En quoi les cartes à gratter diffèrent-elles des autres jeux de hasard ?

«Tous les jeux de hasard ne présentent pas le même potentiel de risque. Il existe un certain nombre de caractéristiques qui définissent celles qui sont les plus susceptibles de conduire au développement d’un trouble du jeu. La vitesse des paris est l’un des facteurs les plus importants, c’est-à-dire le temps entre les paris et le résultat. Plus ce temps est court dans un jeu, plus il est considéré comme dangereux. D'autres facteurs qui intensifient le danger sont la promesse d'un gain très élevé, l'accessibilité, la fréquence élevée des petits gains et les « quasi-manqués », ou l'illusion d'avoir failli gagner, comme lorsqu'on gagne aux cartes à gratter, on en rate 15 et apparaît le chiffre 14. Ceux qui créent ces jeux utilisent une série de stratégies psychologiques qui parviennent souvent à tromper la logique, ce qui conduit à vouloir jouer de plus en plus".

Pensez-vous que nous pouvons aborder le jeu à partir de ces variantes ?

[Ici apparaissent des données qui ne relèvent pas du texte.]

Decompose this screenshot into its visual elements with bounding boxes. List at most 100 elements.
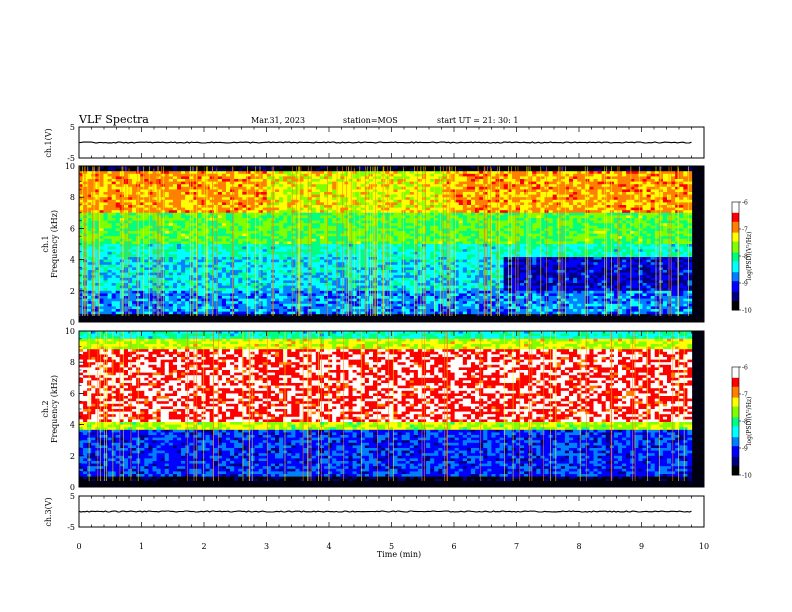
spec-cell — [87, 210, 92, 214]
spec-cell — [336, 225, 341, 229]
spec-cell — [360, 288, 366, 292]
spec-cell — [213, 251, 219, 255]
spec-cell — [319, 171, 325, 175]
spec-cell — [279, 199, 284, 203]
spec-cell — [189, 306, 194, 310]
spec-cell — [148, 207, 154, 211]
spec-cell — [319, 246, 325, 250]
spec-cell — [107, 303, 113, 307]
spec-cell — [319, 225, 325, 229]
spec-cell — [324, 184, 329, 188]
spec-cell — [295, 171, 301, 175]
spec-cell — [344, 184, 350, 188]
spec-cell — [254, 220, 260, 224]
spec-cell — [177, 189, 182, 193]
spec-cell — [226, 249, 231, 253]
spec-cell — [324, 254, 329, 258]
spec-cell — [242, 275, 248, 279]
spec-cell — [177, 309, 182, 313]
spec-cell — [324, 306, 329, 310]
spec-cell — [287, 301, 292, 305]
spec-cell — [140, 218, 145, 222]
spec-cell — [107, 270, 113, 274]
spec-cell — [193, 220, 199, 224]
spec-cell — [168, 207, 174, 211]
spec-cell — [373, 236, 378, 240]
spec-cell — [413, 246, 419, 250]
spec-cell — [336, 264, 341, 268]
spec-cell — [409, 220, 415, 224]
spec-cell — [315, 303, 321, 307]
spec-cell — [295, 186, 301, 190]
spec-cell — [99, 272, 105, 276]
spec-cell — [344, 280, 350, 284]
spec-cell — [87, 277, 92, 281]
spec-cell — [332, 218, 337, 222]
spec-cell — [115, 202, 121, 206]
spec-cell — [132, 283, 137, 287]
spec-cell — [79, 277, 84, 281]
spec-cell — [336, 212, 341, 216]
spec-cell — [197, 166, 203, 170]
spec-cell — [332, 168, 337, 172]
spec-cell — [303, 270, 309, 274]
spec-cell — [242, 303, 248, 307]
spec-cell — [377, 197, 382, 201]
spec-cell — [221, 218, 227, 222]
spec-cell — [356, 314, 362, 318]
spec-cell — [181, 181, 186, 185]
spec-cell — [324, 215, 329, 219]
spec-cell — [213, 257, 219, 261]
spec-cell — [148, 225, 154, 229]
spec-cell — [201, 205, 207, 209]
spec-cell — [348, 296, 354, 300]
spec-cell — [348, 280, 354, 284]
spec-cell — [87, 228, 92, 232]
spec-cell — [168, 311, 174, 315]
spec-cell — [262, 249, 268, 253]
spec-cell — [250, 290, 256, 294]
spec-cell — [136, 205, 141, 209]
spec-cell — [91, 241, 96, 245]
spec-cell — [246, 223, 252, 227]
spec-cell — [193, 173, 199, 177]
spec-cell — [79, 285, 84, 289]
spec-cell — [213, 309, 219, 313]
spec-cell — [201, 171, 207, 175]
spec-cell — [242, 205, 248, 209]
spec-cell — [189, 249, 194, 253]
spec-cell — [140, 228, 145, 232]
spec-cell — [185, 241, 190, 245]
spec-cell — [111, 257, 117, 261]
spec-cell — [254, 303, 260, 307]
spec-cell — [115, 228, 121, 232]
spec-cell — [148, 290, 154, 294]
spec-cell — [238, 298, 243, 302]
spec-cell — [168, 280, 174, 284]
spec-cell — [303, 314, 309, 318]
spec-cell — [246, 220, 252, 224]
spec-cell — [217, 199, 223, 203]
spec-cell — [328, 277, 333, 281]
spec-cell — [262, 228, 268, 232]
spec-cell — [352, 249, 358, 253]
spec-cell — [409, 166, 415, 170]
spec-cell — [177, 215, 182, 219]
spec-cell — [356, 218, 362, 222]
spec-cell — [128, 249, 133, 253]
spec-cell — [177, 270, 182, 274]
spec-cell — [87, 194, 92, 198]
spec-cell — [189, 241, 194, 245]
spec-cell — [103, 186, 109, 190]
spec-cell — [413, 241, 419, 245]
spec-cell — [409, 257, 415, 261]
spec-cell — [99, 231, 105, 235]
spec-cell — [209, 290, 215, 294]
spec-cell — [336, 311, 341, 315]
spec-cell — [287, 241, 292, 245]
spec-cell — [115, 262, 121, 266]
spec-cell — [95, 171, 101, 175]
spec-cell — [221, 277, 227, 281]
spec-cell — [397, 314, 403, 318]
spec-cell — [226, 280, 231, 284]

«D'une certaine manière, il est possible de comparer ces interventions des grands magasins à de véritables jeux de hasard. Il y a certainement une attente de gain et le mot « chance » est utilisé, ce qui implique une perception différente du hasard, acquérant une connotation positive et favorable au lieu de la conscience d'un événement imprévisible. Diverses études démontrent comment une exposition précoce au jeu expose les mineurs à un risque plus élevé de devenir des joueurs pathologiques à l’âge adulte. Il suffit de dire que, dans le cadre d'études sur la prévention du jeu, il a été démontré que faire jouer des jeunes lors d'un programme de prévention dans les écoles (par exemple pour démontrer le caractère aléatoire, ou pour discuter ensuite de ses propres pensées magiques), a des conséquences inattendues pour certains : cela pourrait donner envie de vraiment commencer à jouer. »

Avez-vous eu des témoignages de joueurs ayant rencontré une addiction dans des situations similaires ?

«Cette situation dans les supermarchés me rappelle certaines expériences de joueurs pathologiques auxquelles j'ai eu affaire. On sait que ceux qui ont été exposés tôt au jeu courent plus de risques de développer un problème avec le temps. Ainsi, lorsque des cartes à gratter sont offertes aux enfants à Noël ou, plus sérieusement encore, lorsqu'avant l'application de la nouvelle Loi Feral sur les cash games (2017), il était possible de vendre des cartes à gratter aux mineurs dans nos kiosques, disons une partie de notre population est à risque. Sachant cela, cela me dérange beaucoup lorsqu'à la caisse d'un supermarché on me propose une carte à gratter, ou un ticket pour jouer à une machine à sous. Même sans gain direct en espèces, l'espoir de gagner quelque chose est présent et avec lui l'incitation à tenter votre chance avec de vrais jeux de hasard. »

Pourquoi pensez-vous que les grandes enseignes choisissent de recourir à ce type de promotion ?

« L'objectif premier des entreprises est de fidéliser le plus possible le client, un choix sans doute controversé. J'aimerais que ces grands magasins utilisent d'autres moyens de marketing, où le jeu n'est pas impliqué. Aujourd’hui, ces cartes à gratter et autres jeux destinés à fidéliser la clientèle sont de plus en plus répandus. Le secteur doit être sensibilisé aux risques liés aux jeux de hasard. Ces grands magasins manquent probablement de cette prise de conscience, car ils ignorent les conséquences possibles de leurs promotions. De plus, des recherches devraient être menées sur ces types d'interventions, car à ma connaissance, il n'existe aucune recherche sur les effets de ce type de marketing sur les consommateurs.